Opinions
2021.07.30 07:38 GMT+8

As Big Food is the new Big Tobacco, we must take them on

Updated 2021.07.30 07:38 GMT+8
Jonathan Bailor

Frozen meatballs and eggplant cutlets are displayed for sale at an Aldi Stores Ltd. location in Hackensack, New Jersey, U.S., June 8, 2017. /Getty

Editor's note: Jonathan Bailor is a New York Times bestselling author, and founder and CEO of metabolic healing and Diabesity treatment company SANE Solution. The article reflects the author's opinions and not necessarily the views of CGTN.

Worldwide obesity has nearly tripled since 1975. It took COVID-19, which is much more likely to be deadly if a patient is obese, to show us how dangerous this situation is. To treat it, we must first understand what has caused it. We have been fed lies by the processed food industry about how calories affect our body, and about what foods we should and shouldn't eat. 

Big Food is now as dangerous as Big Tobacco ever was - in fact Big Food is Big Tobacco (General Foods Corporation and Kraft Inc are owned by Philip Morris). Many of us believe that a combination of counting calories and following restrictive diets is the key to losing weight and getting healthy. Like believing that the world is flat, it's intuitive, but not supported by science. 

Diet fads and unhelpful dietary guidelines are what have got us here. A true scientific understanding of what natural foods we should be eating will get us out of it. 

In 2005, a group of scientists predicted that American life expectancy would decline by the middle of the century due to the obesity epidemic. They were wrong; life expectancy is now declining in the U.S., for the first time since the American civil war. 

Today's children will have a worse health outcome than their parents. One in five children are obese, including one in seven preschoolers. This is not a problem confined to the U.S.; in the UK, 10 percent of 'reception' age children are obese. 

Diabesity isn't just a health problem; it's an economic one. A 2015 study showed that the medical costs of type 2 diabetes are $50 billion greater than smoking and tobacco medical costs. Globally, obesity and diabetes costs us around $2.6 trillion a year. 

It's time to treat Big Food the same way we treat Big Tobacco. They are the same corporate entities, using the same deadly and deceptive tactics to not only harm us, particularly lower income and minority communities. We must expose and challenge the lies and half-truths they tell us about their product.

Obesity is not a character deficiency; it is an information deficiency and one of the most hidden but deadly examples of systemic discrimination. That information deficiency starts at the top: as part of her "Let's Move" campaign, Michelle Obama said that "it shouldn't be that hard to get our kids to run around outside." 

She's right, it isn't. But the real cause of obesity is not a sedentary lifestyle, but poor quality information about the food we eat and many communities' (especially minorities') unequal access to health-supporting foods.

School children waiting outside a fast food bar at Aldgate in London, England, UK, November 26, 2019. /Getty

In the 1980's, a group of scientists developed "set point" theory, which demonstrated why traditional dieting only works for one in 20 people, and leaves many worse off. They found that our body's "set point" is the level of blood sugar and stored fat our body works to maintain by subconsciously regulating our appetite and metabolism. 

This "set point" can feel like an invisible force that keeps our body at a certain weight, regardless of what we do about it. Our set point is determined through an interaction between our brain, our gut and our hormones.

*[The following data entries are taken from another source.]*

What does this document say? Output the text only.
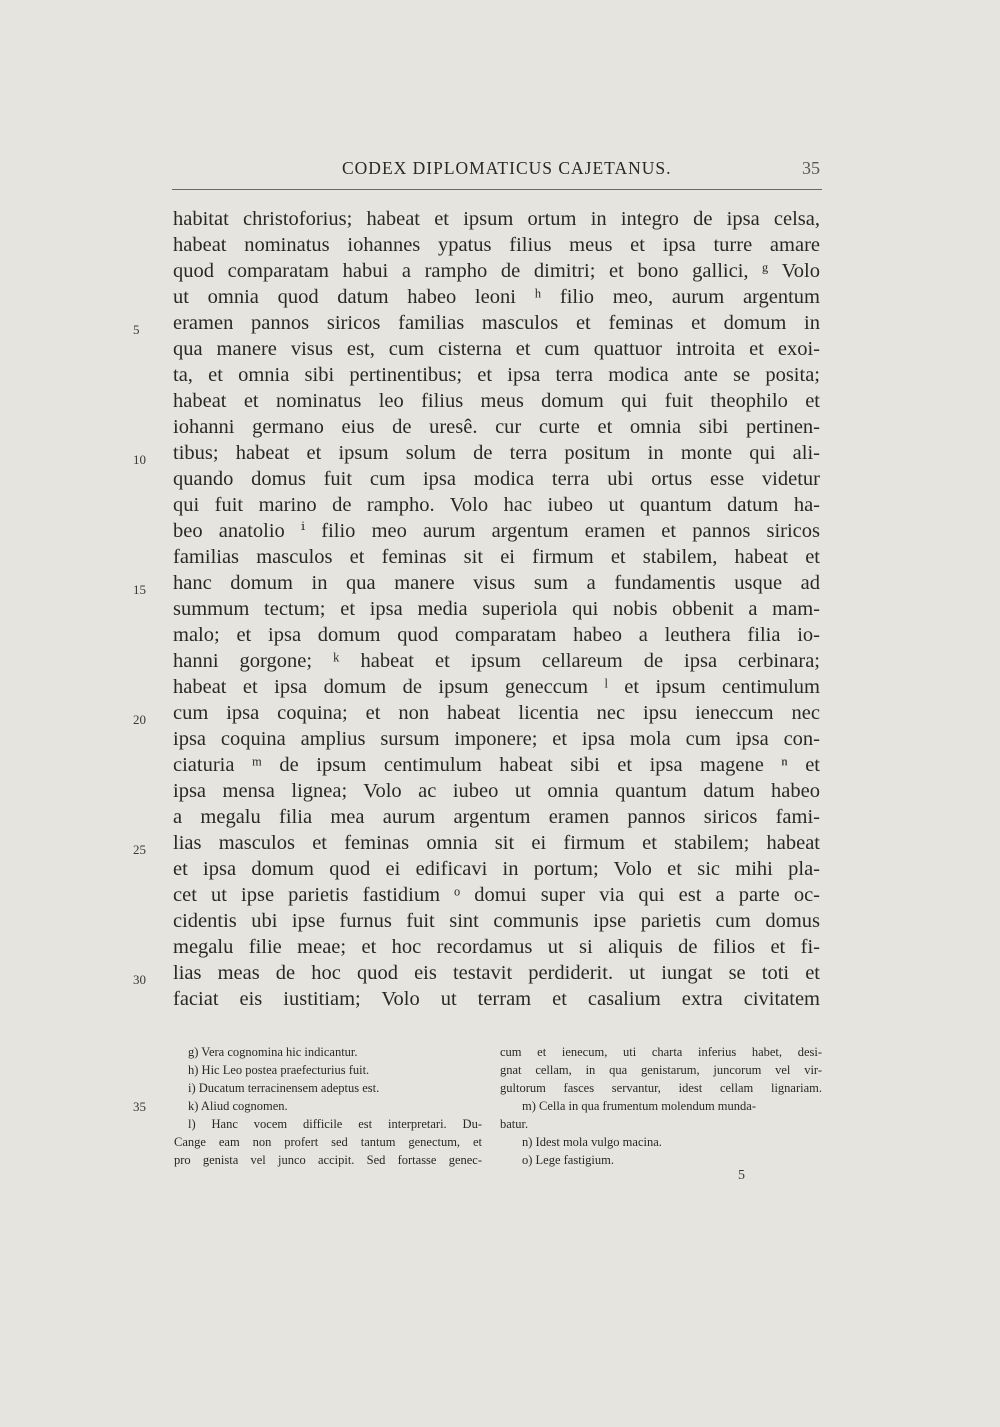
CODEX DIPLOMATICUS CAJETANUS.	35
habitat christoforius; habeat et ipsum ortum in integro de ipsa celsa,
habeat nominatus iohannes ypatus filius meus et ipsa turre amare
quod comparatam habui a rampho de dimitri; et bono gallici, ᵍ Volo
ut omnia quod datum habeo leoni ʰ filio meo, aurum argentum
eramen pannos siricos familias masculos et feminas et domum in
qua manere visus est, cum cisterna et cum quattuor introita et exoi-
ta, et omnia sibi pertinentibus; et ipsa terra modica ante se posita;
habeat et nominatus leo filius meus domum qui fuit theophilo et
iohanni germano eius de uresê. cur curte et omnia sibi pertinen-
tibus; habeat et ipsum solum de terra positum in monte qui ali-
quando domus fuit cum ipsa modica terra ubi ortus esse videtur
qui fuit marino de rampho. Volo hac iubeo ut quantum datum ha-
beo anatolio ⁱ filio meo aurum argentum eramen et pannos siricos
familias masculos et feminas sit ei firmum et stabilem, habeat et
hanc domum in qua manere visus sum a fundamentis usque ad
summum tectum; et ipsa media superiola qui nobis obbenit a mam-
malo; et ipsa domum quod comparatam habeo a leuthera filia io-
hanni gorgone; ᵏ habeat et ipsum cellareum de ipsa cerbinara;
habeat et ipsa domum de ipsum geneccum ˡ et ipsum centimulum
cum ipsa coquina; et non habeat licentia nec ipsu ieneccum nec
ipsa coquina amplius sursum imponere; et ipsa mola cum ipsa con-
ciaturia ᵐ de ipsum centimulum habeat sibi et ipsa magene ⁿ et
ipsa mensa lignea; Volo ac iubeo ut omnia quantum datum habeo
a megalu filia mea aurum argentum eramen pannos siricos fami-
lias masculos et feminas omnia sit ei firmum et stabilem; habeat
et ipsa domum quod ei edificavi in portum; Volo et sic mihi pla-
cet ut ipse parietis fastidium ᵒ domui super via qui est a parte oc-
cidentis ubi ipse furnus fuit sint communis ipse parietis cum domus
megalu filie meae; et hoc recordamus ut si aliquis de filios et fi-
lias meas de hoc quod eis testavit perdiderit. ut iungat se toti et
faciat eis iustitiam; Volo ut terram et casalium extra civitatem
5
10
15
20
25
30
35
g) Vera cognomina hic indicantur.
h) Hic Leo postea praefecturius fuit.
i) Ducatum terracinensem adeptus est.
k) Aliud cognomen.
l) Hanc vocem difficile est interpretari. Du-
Cange eam non profert sed tantum genectum, et
pro genista vel junco accipit. Sed fortasse genec-
cum et ienecum, uti charta inferius habet, desi-
gnat cellam, in qua genistarum, juncorum vel vir-
gultorum fasces servantur, idest cellam lignariam.
m) Cella in qua frumentum molendum munda-
batur.
n) Idest mola vulgo macina.
o) Lege fastigium.
5
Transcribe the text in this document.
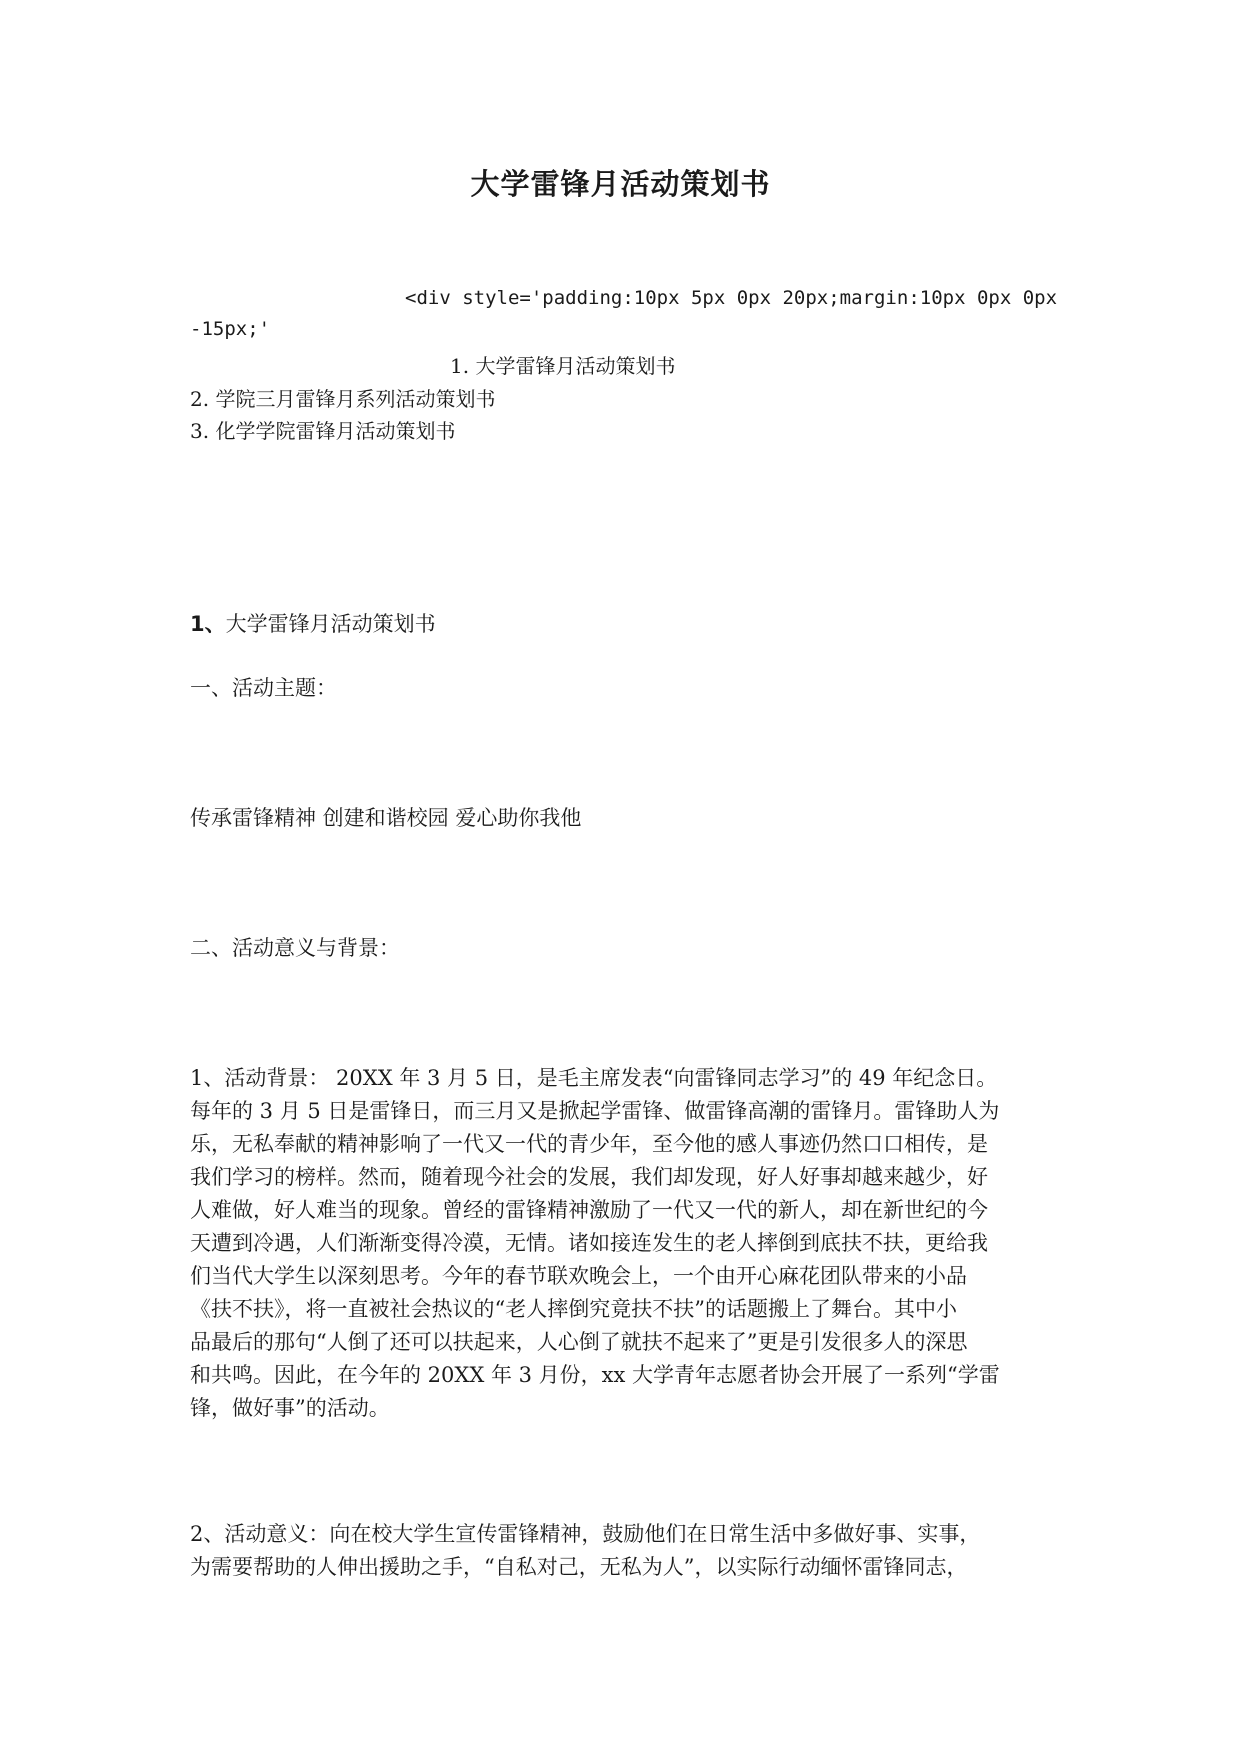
大学雷锋月活动策划书
<div style='padding:10px 5px 0px 20px;margin:10px 0px 0px
-15px;'
1. 大学雷锋月活动策划书
2. 学院三月雷锋月系列活动策划书
3. 化学学院雷锋月活动策划书
1、大学雷锋月活动策划书
一、活动主题：
传承雷锋精神 创建和谐校园 爱心助你我他
二、活动意义与背景：
1、活动背景： 20XX 年 3 月 5 日，是毛主席发表“向雷锋同志学习”的 49 年纪念日。
每年的 3 月 5 日是雷锋日，而三月又是掀起学雷锋、做雷锋高潮的雷锋月。雷锋助人为
乐，无私奉献的精神影响了一代又一代的青少年，至今他的感人事迹仍然口口相传，是
我们学习的榜样。然而，随着现今社会的发展，我们却发现，好人好事却越来越少，好
人难做，好人难当的现象。曾经的雷锋精神激励了一代又一代的新人，却在新世纪的今
天遭到冷遇，人们渐渐变得冷漠，无情。诸如接连发生的老人摔倒到底扶不扶，更给我
们当代大学生以深刻思考。今年的春节联欢晚会上，一个由开心麻花团队带来的小品
《扶不扶》，将一直被社会热议的“老人摔倒究竟扶不扶”的话题搬上了舞台。其中小
品最后的那句“人倒了还可以扶起来，人心倒了就扶不起来了”更是引发很多人的深思
和共鸣。因此，在今年的 20XX 年 3 月份，xx 大学青年志愿者协会开展了一系列“学雷
锋，做好事”的活动。
2、活动意义：向在校大学生宣传雷锋精神，鼓励他们在日常生活中多做好事、实事，
为需要帮助的人伸出援助之手，“自私对己，无私为人”，以实际行动缅怀雷锋同志，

For example, if the hypothalamus becomes inflamed, our metabolism's set point increases, and our brain fails to block hunger, triggers cravings, and prevents us from shedding excess fat. 

Eating high quality fats, proteins, vitamins and Omega-3 containing foods can lower this inflammation and in turn reduce cravings, regulate our hormones and help us to lose weight. On the other hand, it is processed grains like bread and pasta that lead to a huge spike of sugar in the body, which has no choice but to be stored as fat, no matter how much we try to exercise. 

You would know none of this by reading the nutrition information on food, counting calories, or following diets. This is contrary to the message spread by both dieticians and Big Food, that exercising more and eating "low-fat" alternatives can help you to lose weight. 

As well as getting the right information to individuals, we have to make sure they can easily buy the right food. In the U.S., there are 39.5 million people, or 12.8 percent of the population, living in food deserts - areas with extremely limited access to affordable and healthy foods. This could be easily fixed by providing subsidies or tax cuts to fresh grocery stores in underserved communities.

We also need to change the information we have on food and diet. Our children need to understand the notion of a "set-point" so that they can work to maintain a healthy lifestyle for the entirety of their lives. 

We also need legislation that forces food to be accurately labelled, beyond a simple calorie count. We also need to stop the misleading labelling of "health/low fat" products that are full of carbohydrates and sugar.

Just as we have challenged Big Tobacco by ensuring that every American knows how harmful cigarettes are, we need to push back against Big Food's normalization of processed foods that are slowly killing us, and our children.